NOT YOUR USUAL SUSPECTS

A group blog featuring an international array of killer mystery, suspense, and romantic suspense writers. With premises and story lines different from your run-of-the-mill whodunits, we tend to write outside the box. We blog several times a week on all topics relating to romantic suspense and mystery, our writing, and our readers. We welcome all comments and often have guest bloggers. All our authors can be contacted separately, too, using their own social media links.

We find our genre delightfully, dangerously, and deliciously exciting - join us here, if you do too!

NOTE: the blog is currently dormant but please enjoy the posts we're keeping online.


Julie Moffet . Cathy Perkins . Jean Harrington . Daryl Anderson . Nico Rosso . Maureen A Miller . Sandy Parks . Lisa Q Mathews . Sharon Calvin . Lynne Connolly . Janis Patterson . Vanessa Keir . Tonya Kappes . Julie Rowe . Joni M Fisher . Leslie Langtry

Friday, July 11, 2014

The Blog Tour

Yesterday, I happened upon a post about blog tours by Parajunkie.com--the high and the low points. It is a great post, so I hope you take the opportunity to read Dishing Blog Tours.

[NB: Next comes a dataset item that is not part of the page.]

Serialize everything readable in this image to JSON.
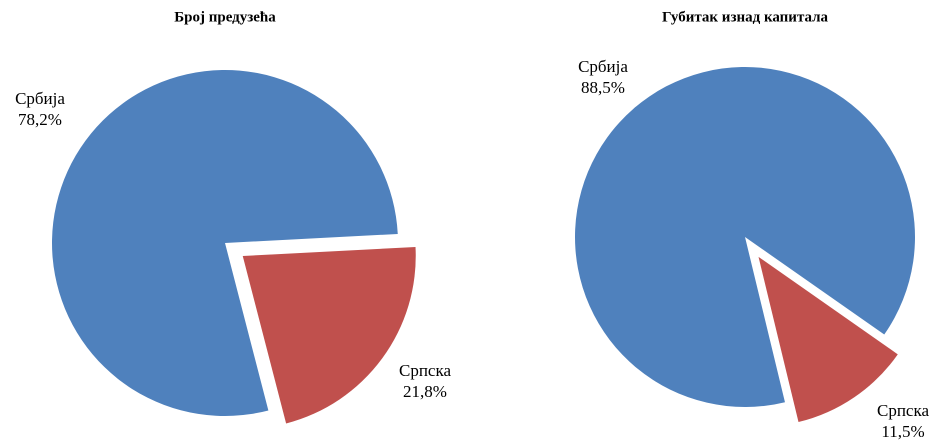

During my ten years as a published author, I’ve written hundreds of guest posts and traveled throughout the blog world on tour. I’ve hosted authors at my blog and met lots of wonderful bloggers, readers and authors. This year I’ve begun to ponder the benefit of blog tours.

From a writer’s perspective blog tours are time-consuming and sometimes expensive. It takes time away from writing to schedule and write posts, answer interview questions and to prepare the promotional material required by each blogger. Once a promotional tour starts, extra time is required to comment on posts, interact with readers and to do the social media posts necessary to advertise your tour.

It seems to me that the latest trend with blog tours is to do a release day blitz or a cover reveal. This is where dozens of blogs post exactly the same material on the same day. I’m not a fan of this type of post, because if like me, readers follow many different blogs, they’re bound to come across posts that are exactly the same.

As both a reader and a blogger, I prefer material that is original, something that offers entertainment value. I want to learn about the author and how they came to write their book. I want further information about the book’s setting or special research the writer carried out while writing their book. This type of post is more likely to entice me to purchase a book.

While I’m speaking of the downside of blog tours, I might as well mention those authors who don’t bother to stop by and comment on their blog post or to interact with those who comment. Very frustrating for the host! Occasionally, there are bloggers who book a date with a blog and don’t send the relevant material in a timely fashion. On the opposite side of the coin, there are host bloggers who don’t post at the correct time.

Confession time—to my shame, I screwed up once and didn’t get my post up at the right time. I was mortified by my mishap and have made very sure I haven’t repeated this mistake. The author was very gracious and accepted my apology, but I still feel bad about this lapse on my part.

When it comes to blog tour companies, not all are made equal. It pays to ask around because some are more efficient and organized than others. If an author spends hours writing posts, they need to know readers will see their efforts. Sadly, some of the host blogs don’t receive much traffic and excellent, original posts languish and die unread.

This year authors are holding Facebook parties as an alternative or in addition to a blog tour. Facebook parties are fun and quick, and although they require preparation time, I’ve found they attract a large number of readers and generate buzz. Maybe parties of this nature are the new blog tour?

What do you think about blog tours? Have you done a blog tour before and did you find it/them beneficial? Do you intend to do more blog tours in the future?

5 comments:

Marcelle Dubé said...

Interesting post, Shelley. I've never done a blog tour, myself, but I have been a guest blogger. I'm always honoured when a blogger invites me into their blog. And you're right, it's good manners to provide the post on time, and stick around to chat with commenters.

Rita said...

Not done the blog tour thing. After reading your post I may consider it. Thanks for sharing.

Shelley Munro said...

Marcelle,

It's a different way of getting the word about your book out. In my experience the tours don't seem to work as well as they used to. It's wise to choose the blogs who host you wisely because all those posts do take a long time to prepare.

Shelley Munro said...

Rita,

If you have the time, it's definitely worth trying this avenue of promotion.

CathyP said...

My publisher scheduled a blog tour (through a tour company) for my last release. It was hugely frustrating because the selected sites didn't read my genre, their regular guests weren't especially interested in anything except the prizes. Time consuming and stressful sums it up.
That said, I've done guest posts on blogs in my genre and found them helpful for introducing a new release (CYPHER - releases next month!).